What they need to do is to broaden their horizons. Having educated their clients they then need to look at people outside of that tight-knit community. There are people doing this sort of thing all the time who are not in the advertising business. That’s what we’re trying to do with our directors like Toby Haynes, Nick Murphy, Brian Kirk, because they can bring something else to the table. Even Stuart Bateup brings something different to his Waitrose ad with Heston Blumenthal because he’s shot the Hairy Bikers for TV. These shows work because you have an emotional connection with whoever is in front of the camera and he’s able to get that straight away. Why work with someone who’s just able to photograph food?

Stuart Bateup's 'Heston' spot for Waitrose

LBB> What do you think agencies could do to make themselves more comfortable around a different way of working? 

NH> I don’t think there’s anything they really should do to make themselves feel more comfortable; I think they need to understand that in order to excel at anything you have to embrace the fear. I do it every single day of my life. If you’re not doing something that makes you feel a little bit nervous and a little bit scared then you’re not pushing yourself. That’s my view.

LBB> It seems – at the risk of getting a bit psycho-analytical! – you seem to be a person who thrives on new experiences and creative stimulation. Outside of the film world, what inspires and excites you?

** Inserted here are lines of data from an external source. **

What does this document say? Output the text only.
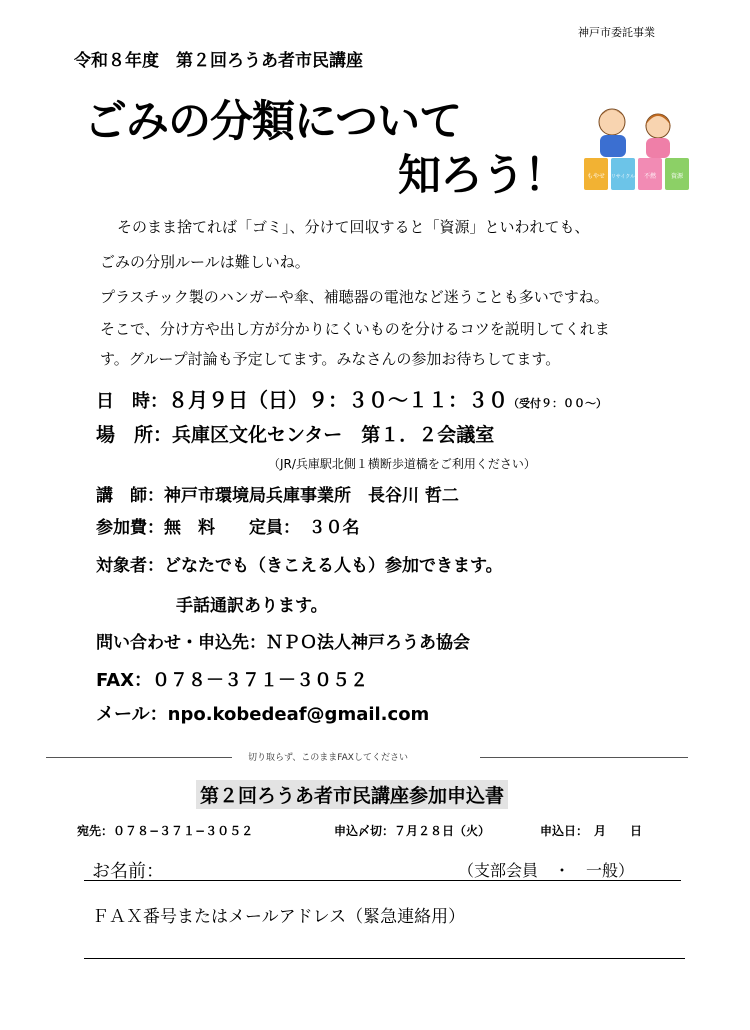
神戸市委託事業
令和８年度　第２回ろうあ者市民講座
ごみの分類について
知ろう！	もやせ リサイクル 不燃 資源
そのまま捨てれば「ゴミ」、分けて回収すると「資源」といわれても、
ごみの分別ルールは難しいね。
プラスチック製のハンガーや傘、補聴器の電池など迷うことも多いですね。
そこで、分け方や出し方が分かりにくいものを分けるコツを説明してくれま
す。グループ討論も予定してます。みなさんの参加お待ちしてます。
日　時：８月９日（日）９：３０〜１１：３０（受付９：００〜）
場　所：兵庫区文化センター　第１．２会議室
（JR/兵庫駅北側１横断歩道橋をご利用ください）
講　師：神戸市環境局兵庫事業所　長谷川 哲二
参加費：無　料　　定員：　３０名
対象者：どなたでも（きこえる人も）参加できます。
手話通訳あります。
問い合わせ・申込先：ＮＰＯ法人神戸ろうあ協会
FAX：０７８－３７１－３０５２
メール：npo.kobedeaf@gmail.com
切り取らず、このままFAXしてください
第２回ろうあ者市民講座参加申込書
宛先：０７８−３７１−３０５２	申込〆切：７月２８日（火）	申込日：　月　　日
お名前：	（支部会員　・　一般）
ＦＡＸ番号またはメールアドレス（緊急連絡用）
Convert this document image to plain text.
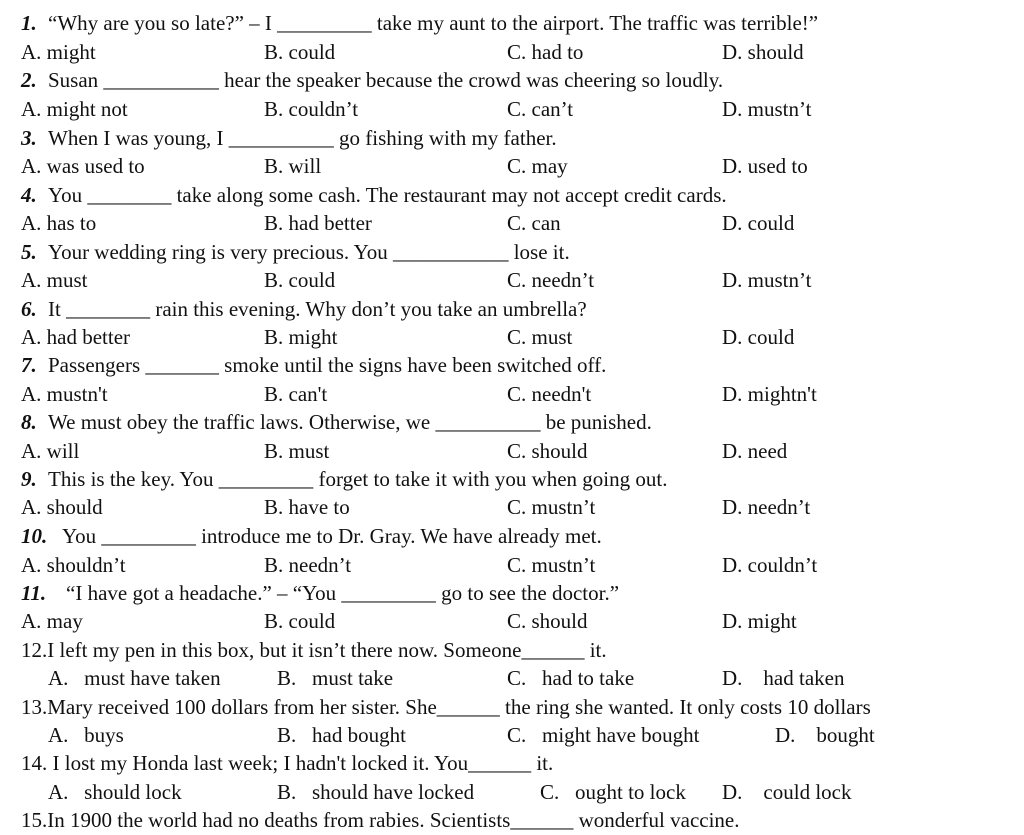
1. “Why are you so late?” – I _________ take my aunt to the airport. The traffic was terrible!”
A. might	B. could	C. had to	D. should
2. Susan ___________ hear the speaker because the crowd was cheering so loudly.
A. might not	B. couldn’t	C. can’t	D. mustn’t
3. When I was young, I __________ go fishing with my father.
A. was used to	B. will	C. may	D. used to
4. You ________ take along some cash. The restaurant may not accept credit cards.
A. has to	B. had better	C. can	D. could
5. Your wedding ring is very precious. You ___________ lose it.
A. must	B. could	C. needn’t	D. mustn’t
6. It ________ rain this evening. Why don’t you take an umbrella?
A. had better	B. might	C. must	D. could
7. Passengers _______ smoke until the signs have been switched off.
A. mustn't	B. can't	C. needn't	D. mightn't
8. We must obey the traffic laws. Otherwise, we __________ be punished.
A. will	B. must	C. should	D. need
9. This is the key. You _________ forget to take it with you when going out.
A. should	B. have to	C. mustn’t	D. needn’t
10. You _________ introduce me to Dr. Gray. We have already met.
A. shouldn’t	B. needn’t	C. mustn’t	D. couldn’t
11. “I have got a headache.” – “You _________ go to see the doctor.”
A. may	B. could	C. should	D. might
12.I left my pen in this box, but it isn’t there now. Someone______ it.
A.   must have taken	B.   must take	C.   had to take	D.    had taken
13.Mary received 100 dollars from her sister. She______ the ring she wanted. It only costs 10 dollars
A.   buys	B.   had bought	C.   might have bought	D.    bought
14. I lost my Honda last week; I hadn't locked it. You______ it.
A.   should lock	B.   should have locked	C.   ought to lock D.    could lock
15.In 1900 the world had no deaths from rabies. Scientists______ wonderful vaccine.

NH> What I have a true love for is really good drama on the stage. Last weekend in New York I saw Skylight with Carey Mulligan and Bill Nighy – I missed it when it was on in London. It’s just an awesome piece of writing. The idea that two people can just get up on stage and captivate you, that’s the heart of drama. I’m always suspicious of any directors that I work with who can’t sit through a whole play! 

One of the best plays I saw on Broadway was Venus in Fur with David Ives. It absolutely knocked me out. When you have a really great theatrical experience it leaves you breathless. I’m actually working with some of the biggest guys in Broadway on our next project…

Books have always been a big part of who I am. I love really good writing. If you love good writing, it has to be in your soul, you can’t create it. 

LBB> So to finish off, this massive project is finally hitting TV screens… what else is on the cards for the rest of the year?

NH> I have two really fab projects in development with the BBC. I’m developing a series called Wolf Brother, which is a Saturday night family show. It’s about a boy and wolf in 5000 B.C. I’m also developing the Rivers of London series of books by Ben Aaronovitch into a show  

On top of that there’s a movie that I started working on a while ago, which is set in the world of classical music. I’m doing it with James Horner, who composed Avatar and Titanic. James composed all the music and we’re collaborating very closely on that. It’s about a violin prodigy and the music has to be written beforehand, which is interesting.

There are a couple of projects that I’m developing with Toby Haynes; one movie and another multi-episodic piece. So there’s a lot on the slate at the moment!

 

Jonathan Strange & Mr Norrell is on at 9pm on Sundays on BBC1 in the UK. It will be hitting BBC America on June 13.